In The Gods of The Egyptians, E. A. Wallis Budge describes different images of Seshat in which she is taking historical notes in the form of numbers. "Elsewhere, we see her without her panther-skin garment, holding a writing reed in the right hand, and the cartouche symbolic of her name in her left," he writes. "In this form, she suggests the idea of being a kind of recording angel, not so much, the deeds committed by man, but of their names, of which she, presumably, took note, so that her associate Thoth might declare them before Osiris."

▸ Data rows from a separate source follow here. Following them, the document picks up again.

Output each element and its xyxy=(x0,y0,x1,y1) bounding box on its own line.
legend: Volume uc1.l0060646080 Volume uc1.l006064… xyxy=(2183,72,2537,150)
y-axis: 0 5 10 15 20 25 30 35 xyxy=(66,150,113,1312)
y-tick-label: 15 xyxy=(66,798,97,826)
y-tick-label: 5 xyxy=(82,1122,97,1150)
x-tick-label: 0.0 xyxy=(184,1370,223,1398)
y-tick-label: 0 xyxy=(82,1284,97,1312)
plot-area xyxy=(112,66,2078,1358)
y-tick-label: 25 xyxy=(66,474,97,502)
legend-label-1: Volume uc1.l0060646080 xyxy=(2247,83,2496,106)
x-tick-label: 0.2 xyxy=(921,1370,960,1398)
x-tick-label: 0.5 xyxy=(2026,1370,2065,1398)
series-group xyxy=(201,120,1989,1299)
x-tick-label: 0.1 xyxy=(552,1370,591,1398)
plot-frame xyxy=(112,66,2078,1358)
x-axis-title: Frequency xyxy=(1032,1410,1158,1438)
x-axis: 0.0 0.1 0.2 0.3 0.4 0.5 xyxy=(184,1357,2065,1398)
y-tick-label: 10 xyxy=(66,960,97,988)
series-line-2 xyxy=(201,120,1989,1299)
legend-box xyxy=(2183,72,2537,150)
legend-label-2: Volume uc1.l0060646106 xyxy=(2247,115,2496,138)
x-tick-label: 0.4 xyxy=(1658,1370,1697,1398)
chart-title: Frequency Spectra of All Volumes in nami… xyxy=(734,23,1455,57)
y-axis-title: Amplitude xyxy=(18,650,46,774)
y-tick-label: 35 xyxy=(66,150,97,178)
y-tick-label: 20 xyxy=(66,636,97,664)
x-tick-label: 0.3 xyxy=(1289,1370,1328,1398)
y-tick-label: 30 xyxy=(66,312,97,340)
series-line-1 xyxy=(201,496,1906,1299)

In a title that accompanies the image, he says she is called, "great one, lady of letters, mistress of the House of books." But in another scene, "she holds a notched palm branch in her hand, and she appears to be counting the notches." The lower end of the branch rests on the back of a frog, seated upon the emblem of the ankh and another part of the image shows the symbol for the double Sed festival, which indicates she counting up and recording history related to the pharoah.
"Seshat appears in the character of the chronographer and the chronologist; the use of the notched palm branch is a symbol of the counting of years," Budge writes. This is a custom that probably goes back to pre-dynastic times.

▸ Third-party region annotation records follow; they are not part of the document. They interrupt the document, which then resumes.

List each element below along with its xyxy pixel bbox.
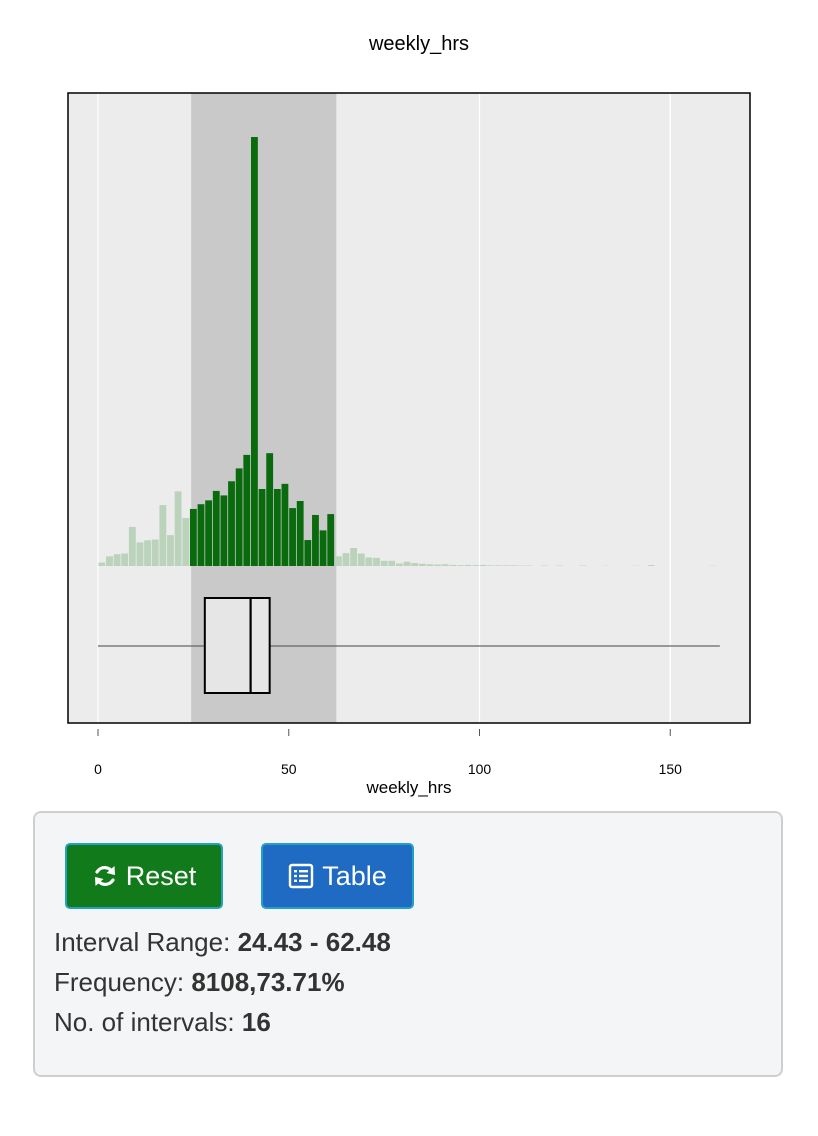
histogram-bar (464, 564, 472, 566)
histogram-bar (121, 553, 129, 566)
table-button[interactable]: Table (261, 843, 414, 909)
chart-title: weekly_hrs (368, 33, 469, 55)
histogram-bar (281, 483, 289, 566)
histogram-bar (434, 564, 441, 566)
histogram-bar (235, 468, 243, 566)
intervals-value: 16 (241, 1007, 271, 1037)
histogram-bar (182, 517, 190, 566)
histogram-bar (449, 564, 457, 566)
histogram-bar (388, 560, 396, 566)
interval-range-value: 24.43 - 62.48 (237, 927, 391, 957)
plot-frame (67, 92, 751, 724)
x-axis: 0 50 100 150 (94, 729, 682, 777)
histogram-bar (151, 539, 159, 566)
histogram-bar (334, 556, 342, 566)
histogram-bar (510, 565, 518, 566)
x-tick-label: 0 (94, 761, 102, 777)
histogram-bar (426, 564, 434, 566)
histogram-bar (197, 504, 205, 566)
histogram-bar (357, 553, 365, 566)
histogram-bar (342, 553, 350, 566)
histogram-bar (212, 490, 220, 566)
refresh-icon (92, 863, 118, 889)
reset-button[interactable]: Reset (65, 843, 223, 909)
histogram-bar (251, 137, 258, 566)
histogram-bar (144, 540, 152, 566)
histogram-bar (167, 535, 174, 566)
histogram-bar (380, 560, 388, 566)
histogram-bar (174, 491, 182, 566)
histogram-bar (418, 563, 426, 566)
reset-label: Reset (125, 860, 197, 891)
intervals-text: No. of intervals: 16 (54, 1007, 271, 1038)
histogram-chart: weekly_hrs 0 50 100 150 weekly_hrs (67, 33, 751, 797)
histogram-bar (479, 564, 487, 566)
histogram-bar (327, 514, 335, 566)
histogram-bar (205, 500, 213, 566)
intervals-label: No. of intervals: (54, 1007, 235, 1037)
histogram-bar (98, 562, 106, 566)
histogram-bar (113, 554, 121, 566)
histogram-bar (243, 454, 251, 566)
frequency-text: Frequency: 8108,73.71% (54, 967, 345, 998)
histogram-bar (350, 547, 358, 566)
histogram-bar (273, 488, 281, 566)
histogram-bars (98, 137, 716, 566)
histogram-bar (472, 565, 480, 566)
histogram-bar (296, 501, 304, 566)
histogram-bar (395, 563, 403, 566)
histogram-bar (647, 565, 655, 566)
histogram-bar (319, 530, 327, 566)
boxplot (98, 597, 720, 694)
histogram-bar (502, 565, 510, 566)
histogram-bar (403, 561, 411, 566)
histogram-bar (136, 542, 144, 566)
frequency-value: 8108,73.71% (191, 967, 345, 997)
control-panel: Reset Table Interval Range: 24.43 - 62.4… (33, 811, 783, 1077)
x-tick-label: 150 (659, 761, 683, 777)
histogram-bar (266, 453, 274, 566)
x-tick-label: 100 (468, 761, 492, 777)
frequency-label: Frequency: (54, 967, 185, 997)
histogram-bar (228, 481, 235, 566)
histogram-bar (189, 508, 197, 566)
histogram-bar (289, 508, 296, 566)
histogram-bar (312, 514, 319, 566)
histogram-bar (441, 564, 449, 566)
histogram-bar (106, 556, 113, 566)
list-icon (288, 863, 314, 889)
histogram-bar (411, 562, 419, 566)
histogram-bar (365, 557, 373, 566)
histogram-bar (457, 565, 464, 566)
plot-background (68, 93, 750, 723)
x-tick-label: 50 (281, 761, 297, 777)
interval-range-text: Interval Range: 24.43 - 62.48 (54, 927, 391, 958)
interval-range-label: Interval Range: (54, 927, 231, 957)
histogram-bar (373, 557, 380, 566)
histogram-bar (258, 488, 266, 566)
histogram-bar (487, 565, 495, 566)
x-axis-label: weekly_hrs (365, 778, 451, 797)
histogram-bar (159, 505, 167, 566)
boxplot-box (203, 597, 271, 694)
table-label: Table (322, 860, 387, 891)
histogram-bar (220, 495, 228, 566)
histogram-bar (495, 565, 502, 566)
histogram-bar (304, 540, 312, 566)
histogram-bar (128, 526, 136, 566)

Budge describes another image in which a column of hieroglyphics spells out "life," and "power," and "30 your festival." There is a seated figure with an Ankh in each hand. Seshat is writing "life," and "millions of years." There is a passage in which she declares to a king that she has inscribed him on her register. She notes half a period of life which shall be "hundreds of thousands of 30-year periods," and that she has ordained that his years shall be upon the Earth and that he shall live forever.